Pont de Mirepoix : 5 ans après l'effondrement, la justice tente de trouver des réponses

Le ministère public a pointé "une violation manifestement délibérée d'une obligation prévue par la loi ou le règlement", également prévue par l'information judiciaire. Il a requis la peine maximale encourue par une personne morale dans ce type d'affaires, à savoir 75.000 euros d'amende. Le jugement a été mis en délibéré au 5 décembre.

Publié : 16h36 par Franck Paillanave avec AFP

Cinq ans après l'effondrement du pont de Mirepoix-sur-Tarn (Haute-Garonne), le tribunal correctionnel de Toulouse a tenté de trouver des réponses mardi sur les responsabilités du drame qui avait fait deux morts, dont une adolescente.

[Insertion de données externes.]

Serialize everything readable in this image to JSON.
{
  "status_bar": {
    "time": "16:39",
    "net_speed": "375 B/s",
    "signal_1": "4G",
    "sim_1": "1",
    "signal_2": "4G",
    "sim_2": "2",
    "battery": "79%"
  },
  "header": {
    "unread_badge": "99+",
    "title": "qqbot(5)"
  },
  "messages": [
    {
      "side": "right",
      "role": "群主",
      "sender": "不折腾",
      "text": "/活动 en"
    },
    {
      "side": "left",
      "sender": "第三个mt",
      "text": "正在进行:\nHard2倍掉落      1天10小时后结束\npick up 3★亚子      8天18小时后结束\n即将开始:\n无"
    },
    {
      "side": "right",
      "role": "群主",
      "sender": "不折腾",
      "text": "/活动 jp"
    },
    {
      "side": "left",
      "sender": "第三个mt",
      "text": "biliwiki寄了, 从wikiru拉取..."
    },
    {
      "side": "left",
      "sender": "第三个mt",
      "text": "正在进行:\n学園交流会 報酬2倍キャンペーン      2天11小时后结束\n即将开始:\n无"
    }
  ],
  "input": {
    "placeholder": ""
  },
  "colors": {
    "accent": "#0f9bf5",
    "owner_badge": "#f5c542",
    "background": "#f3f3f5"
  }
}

A l'audience, la mère de la jeune défunte a dit attendre "beaucoup de ce procès, que la justice définisse la ou les responsabilités". Le 18 novembre 2019, un camion de près de 60 tonnes avait emprunté le pont enjambant la rivière Tarn prévu pour supporter une charge maximale de 19 tonnes. L'édifice avait cédé, entraînant le convoi exceptionnel dans la rivière, ainsi que la voiture où se trouvaient une adolescente de 15 ans et sa mère. Cette dernière avait réussi à rejoindre la berge, mais sa fille avait trouvé la mort, tout comme le conducteur du camion, âgé de 38 ans.


"Violation manifestement délibérée"


"Comment à notre époque peut-on mourir en traversant un pont pour aller à l'école?", a demandé la mère de l'adolescente décédée, qui ce jour-là l'emmenait prendre le bus pour se rendre au lycée professionnel. Peu après le drame, une information judiciaire avait été ouverte notamment pour homicide et blessures involontaires. Le pont n'était "absolument pas apte à supporter un camion avec une charge de 58 tonnes", a déclaré l'expert chargé de rendre ses conclusions devant le tribunal correctionnel. Une signalisation claire indiquait que le tonnage était limité à 19 tonnes. En l'absence du chauffeur décédé, seule la société de forage Puits Julien qu'il dirigeait et qui est désormais placée en liquidation judiciaire a comparu en tant que personne morale, au côté de l'assureur du véhicule, Allianz. 


"En trois secondes" 


Les parties civiles ont insisté sur les conséquences du drame qui s'est noué "en trois secondes", selon l'avocate de la mère, Me Marie Bellen-Rotger. "Je ressens une profonde culpabilité, la culpabilité du survivant, en même temps ce n'est pas logique de survivre à son enfant", a encore témoigné la mère devant le tribunal de Toulouse. "Il m'arrive de chercher ma fille partout dans mes rêves", a-t-elle ajouté. Lors de sa plaidoirie, son avocate s'est adressée à sa cliente: "Vous n'êtes pas coupable", a-t-elle martelé en la fixant dans les yeux. La grand-mère paternelle de la jeune fille a également témoigné, la voix tremblante, pour faire vivre le souvenir du père de l'adolescente, "mort de chagrin" selon ses mots en octobre 2023.


"Cinq ans que j'attends" 


"Cela fait cinq ans que j'attends de pouvoir dire mes paroles, et dans une salle d'audience c'est important parce que j'ai parlé directement à la justice", a encore souligné la mère. L'ouvrage, une structure métallique datant de 1931, avait été inspecté deux ans auparavant puis avait fait l'objet d'une visite de contrôle en décembre 2018, moins d'un an avant l'accident. L'hypothèse d'un manquement aux procédures de surveillance avait été écartée le jour même de l'accident par le Conseil départemental. Ce qui a été confirmé mardi à l'audience. Dans la foulée de l'effondrement du viaduc de Gênes (Italie) en août 2018, un rapport sénatorial avait pointé en juin 2019 l'état préoccupant d'"au moins 25.000 ponts" routiers en France, juste avant l'accident de Mirepoix-sur-Tarn.